Imagine losing the ability to talk, move, eat and breathe on your own.
These are the challenges faced every day by people living with Motor Neurone Disease (MND).
Last night (Thursday 20th February), viewers of BBC2’s Hospital saw Verity Ford, a mum of two who works at Aintree University Hospital, help to get one of the hospital’s most complex MND patients ready to go home.
Verity, who lives in Halewood, works as an Advanced Practice Respiratory Physiotherapist at Aintree’s specialist Ventilation Inpatient Centre. Over a number of weeks, she was filmed together with her colleagues as they made preparations to discharge Stephen, a patient with MND who had spent nearly five months in hospital.
Stephen, 47, has an advanced form of the disease, which affects the nerves in the brain so they gradually stop being able to send messages to muscles. He can now only communicate by smiling, moving his head and operating a computer with his eyes.
Viewers saw how Verity and a team of specialists at Aintree worked together to put in place everything that Stephen will need in order to go home.
Verity, who has worked at Aintree since 2006, said: “Stephen was a complicated patient to discharge because he is so dependent on specialist equipment to support most aspects of his life. He uses a ventilator to breathe, a machine to support his cough, a feeding pump to eat and a sophisticated communication board that uses his eye gaze to speak. As physiotherapists we play a role in co-ordinating his discharge and getting everything in place at home before he can leave hospital. Even then he will need round-the-clock care from two carers, who are fully trained.”
Once discharged, Verity and her colleagues will monitor Stephen in the community and will be the first point of contact for his carers if they need support with his breathing. Aintree’s Ventilation Service currently has around 1,250 ventilated patients - 25 of which are ventilated using a tracheostomy - who are monitored and cared for at home.
She is part of a team of highly skilled consultants, specialist physiotherapists and nurses, speech and language therapists, occupational therapists and psychologists. They work together to care for some of the most complex patients in the region on a dedicated ward which opened in 2010.
Verity said: “Aintree is among a small number of hospitals to have dedicated bed space for patients like Stephen, who need a tracheostomy in order to breathe. In other parts of the country, Stephen would have been in a Critical Care bed, with each member of his clinical team going to see him separately. The benefit of our set up at Aintree is that the team can work as one with the patient to tailor our care to their needs and wishes. It also means that valuable Critical Care beds are free for other patients, so it’s win-win.”

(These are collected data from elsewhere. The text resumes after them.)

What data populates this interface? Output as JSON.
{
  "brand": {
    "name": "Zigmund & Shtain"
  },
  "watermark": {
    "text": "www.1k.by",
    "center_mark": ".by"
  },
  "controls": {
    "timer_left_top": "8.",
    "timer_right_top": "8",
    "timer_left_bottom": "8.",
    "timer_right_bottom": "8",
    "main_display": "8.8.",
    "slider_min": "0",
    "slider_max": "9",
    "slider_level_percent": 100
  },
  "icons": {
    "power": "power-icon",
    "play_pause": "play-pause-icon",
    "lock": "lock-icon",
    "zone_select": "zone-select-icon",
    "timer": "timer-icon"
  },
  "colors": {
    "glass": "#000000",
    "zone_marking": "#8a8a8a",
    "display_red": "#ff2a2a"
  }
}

Originally from Southampton, Verity decided to settle in the North West after meeting her now husband, Peter , while at university in Manchester.
She believes the programme could change the public’s perception of patients with MND, as well as their understanding of her profession.
Verity said: “Quite often people think of physiotherapists as people who will help you with back pain or get you walking again after an injury. While those are extremely valuable roles, it is a much more diverse and highly skilled profession, and I hope the programme helped showcase the breadth of skills we have.
“Since I qualified the technology and equipment that is available to NHS patients with MND has evolved massively and we’re seeing increasing numbers. We have around 60 MND patients on our books at any one time.
“While every patient will make their own decisions about what is right for them, Stephen is absolutely determined to life his life as independently as possible for as long as possible, and we are here to support him in doing that. I think the programme shows how, with the right support, people with very limiting medical conditions can still play a valuable role in society.”